Benchmark Brent crude has plunged 48% this year.

Late last week, prices surged, with United States and Brent contracts posting their largest ever weekly percentage gains due to hopes that OPEC and its allies would strike a deal to cut crude supply worldwide by at least 10 million barrels per day (bpd).

Referring to the two countries, Trump told reporters at the daily White House coronavirus briefing "If they don't get along, I would do tariffs, very substantial tariffs, I would absolutely do that", adding that he intends on protecting the U.S. oil industry.

Unidentified diplomats told Bloomberg News that Saudi Arabia, Russia and other big producers that are racing to negotiate a deal had made some progress on Sunday.


Oil diplomats are trying to stitch together a meeting of G-20 energy ministers for Friday, part of an effort to bring the US on board, according to two people familiar with the situation. With the Saudis now ramping up production to record levels, U.S. President Donald Trump has said suppliers are open to reducing production once again to take 10 million to 15 million barrels of unwanted crude off the market.

However, Per Magnus Nysveen, head of analysis at Rystad Energy, told Reuters that decline in global demand for oil because of the coronavirus pandemic and the global lockdowns was affecting oil prices more than the proposed output cuts by the OPEC+ alliance.

Opec and allies led by Russian Federation, a group known as Opec+, are due to hold a meeting on Thursday to discuss a new pact on curbing output and ending a price war between Saudi Arabia and Russian Federation that has prompted US President Donald Trump to weigh in.

Brent crude LCOc1 traded lower by 2.39 USA dollars a barrel, or 7 percent, by 6:16 p.m.
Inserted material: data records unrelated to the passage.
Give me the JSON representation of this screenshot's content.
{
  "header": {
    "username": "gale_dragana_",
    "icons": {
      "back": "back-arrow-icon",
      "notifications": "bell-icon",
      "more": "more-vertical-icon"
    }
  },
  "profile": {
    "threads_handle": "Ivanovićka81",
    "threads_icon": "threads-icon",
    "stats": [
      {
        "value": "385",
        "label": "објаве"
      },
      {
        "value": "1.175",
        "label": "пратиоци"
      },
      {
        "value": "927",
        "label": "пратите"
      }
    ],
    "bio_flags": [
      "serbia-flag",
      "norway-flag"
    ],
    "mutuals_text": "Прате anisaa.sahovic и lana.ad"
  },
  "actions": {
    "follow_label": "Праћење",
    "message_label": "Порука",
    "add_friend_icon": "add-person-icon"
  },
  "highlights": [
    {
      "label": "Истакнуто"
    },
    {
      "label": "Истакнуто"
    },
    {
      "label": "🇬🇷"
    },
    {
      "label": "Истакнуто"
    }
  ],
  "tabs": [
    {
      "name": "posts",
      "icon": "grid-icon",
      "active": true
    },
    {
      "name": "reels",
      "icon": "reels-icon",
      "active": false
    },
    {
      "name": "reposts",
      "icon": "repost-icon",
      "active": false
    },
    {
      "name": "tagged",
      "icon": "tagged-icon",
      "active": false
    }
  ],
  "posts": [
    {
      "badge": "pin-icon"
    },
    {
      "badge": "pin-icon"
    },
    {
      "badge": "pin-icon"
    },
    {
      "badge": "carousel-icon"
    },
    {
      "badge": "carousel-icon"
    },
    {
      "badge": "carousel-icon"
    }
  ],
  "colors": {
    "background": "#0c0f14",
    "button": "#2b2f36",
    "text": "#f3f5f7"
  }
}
EDT (10:16 GMT) after earlier touching a session low of 30.03 US dollars a barrel.


Saudi Arabia and Russian Federation have said privately they were unlikely to implement cuts if US producers also cut production. "Very substantial tariffs. I would absolutely do that", Trump said April 5 during a press conference, adding he wanted to protect the USA oil industry, the world's largest by production. When oil prices started dropping last month, Trump initially emphasized it would be good for motorists. When it comes, the decision may affect about 14 million barrels a day of exports from the Persian Gulf because other producers in the region often follow Aramco's lead in setting prices for their own shipments.
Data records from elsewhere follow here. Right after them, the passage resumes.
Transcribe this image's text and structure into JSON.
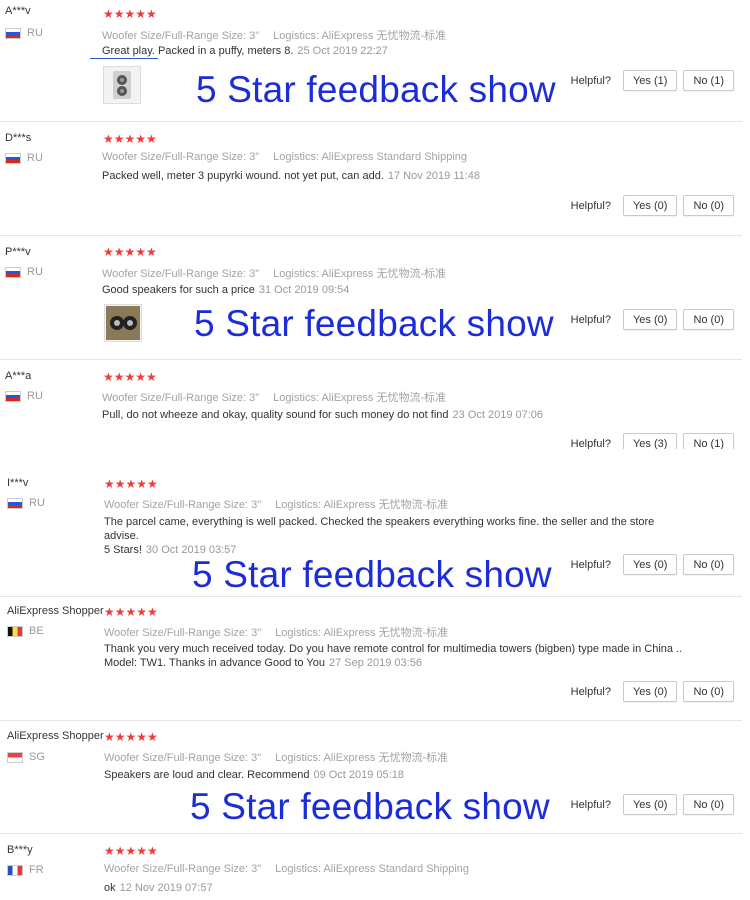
{
  "helpful_label": "Helpful?",
  "rating_stars": "★★★★★",
  "watermark_text": "5 Star feedback show",
  "colors": {
    "stars": "#f13a3a",
    "watermark": "#1c2cd6"
  },
  "reviews": [
    {
      "user": "A***v",
      "country": "RU",
      "flag": "flag-ru-icon",
      "rating": 5,
      "size": "Woofer Size/Full-Range Size: 3\"",
      "logistics": "Logistics: AliExpress 无忧物流-标准",
      "text": "Great play. Packed in a puffy, meters 8.",
      "date": "25 Oct 2019 22:27",
      "yes": "Yes (1)",
      "no": "No (1)"
    },
    {
      "user": "D***s",
      "country": "RU",
      "flag": "flag-ru-icon",
      "rating": 5,
      "size": "Woofer Size/Full-Range Size: 3\"",
      "logistics": "Logistics: AliExpress Standard Shipping",
      "text": "Packed well, meter 3 pupyrki wound. not yet put, can add.",
      "date": "17 Nov 2019 11:48",
      "yes": "Yes (0)",
      "no": "No (0)"
    },
    {
      "user": "P***v",
      "country": "RU",
      "flag": "flag-ru-icon",
      "rating": 5,
      "size": "Woofer Size/Full-Range Size: 3\"",
      "logistics": "Logistics: AliExpress 无忧物流-标准",
      "text": "Good speakers for such a price",
      "date": "31 Oct 2019 09:54",
      "yes": "Yes (0)",
      "no": "No (0)"
    },
    {
      "user": "A***a",
      "country": "RU",
      "flag": "flag-ru-icon",
      "rating": 5,
      "size": "Woofer Size/Full-Range Size: 3\"",
      "logistics": "Logistics: AliExpress 无忧物流-标准",
      "text": "Pull, do not wheeze and okay, quality sound for such money do not find",
      "date": "23 Oct 2019 07:06",
      "yes": "Yes (3)",
      "no": "No (1)"
    },
    {
      "user": "I***v",
      "country": "RU",
      "flag": "flag-ru-icon",
      "rating": 5,
      "size": "Woofer Size/Full-Range Size: 3\"",
      "logistics": "Logistics: AliExpress 无忧物流-标准",
      "text_line1": "The parcel came, everything is well packed. Checked the speakers everything works fine. the seller and the store advise.",
      "text_line2": "5 Stars!",
      "date": "30 Oct 2019 03:57",
      "yes": "Yes (0)",
      "no": "No (0)"
    },
    {
      "user": "AliExpress Shopper",
      "country": "BE",
      "flag": "flag-be-icon",
      "rating": 5,
      "size": "Woofer Size/Full-Range Size: 3\"",
      "logistics": "Logistics: AliExpress 无忧物流-标准",
      "text_line1": "Thank you very much received today. Do you have remote control for multimedia towers (bigben) type made in China ..",
      "text_line2": "Model: TW1. Thanks in advance Good to You",
      "date": "27 Sep 2019 03:56",
      "yes": "Yes (0)",
      "no": "No (0)"
    },
    {
      "user": "AliExpress Shopper",
      "country": "SG",
      "flag": "flag-sg-icon",
      "rating": 5,
      "size": "Woofer Size/Full-Range Size: 3\"",
      "logistics": "Logistics: AliExpress 无忧物流-标准",
      "text": "Speakers are loud and clear. Recommend",
      "date": "09 Oct 2019 05:18",
      "yes": "Yes (0)",
      "no": "No (0)"
    },
    {
      "user": "B***y",
      "country": "FR",
      "flag": "flag-fr-icon",
      "rating": 5,
      "size": "Woofer Size/Full-Range Size: 3\"",
      "logistics": "Logistics: AliExpress Standard Shipping",
      "text": "ok",
      "date": "12 Nov 2019 07:57"
    }
  ]
}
Trump has, however, made no commitment to take the extraordinary step of persuading US companies to cut output.

Oil prices could also firm as decades-low prices have already forced producers to cut output, CMC's McCarthy said. The difference is huge: the kingdom pumped 9.8 million barrels a day on average between January and March.

Any agreement will require diplomatic agility at a time when nations are devoting massive resources to fighting the pandemic itself.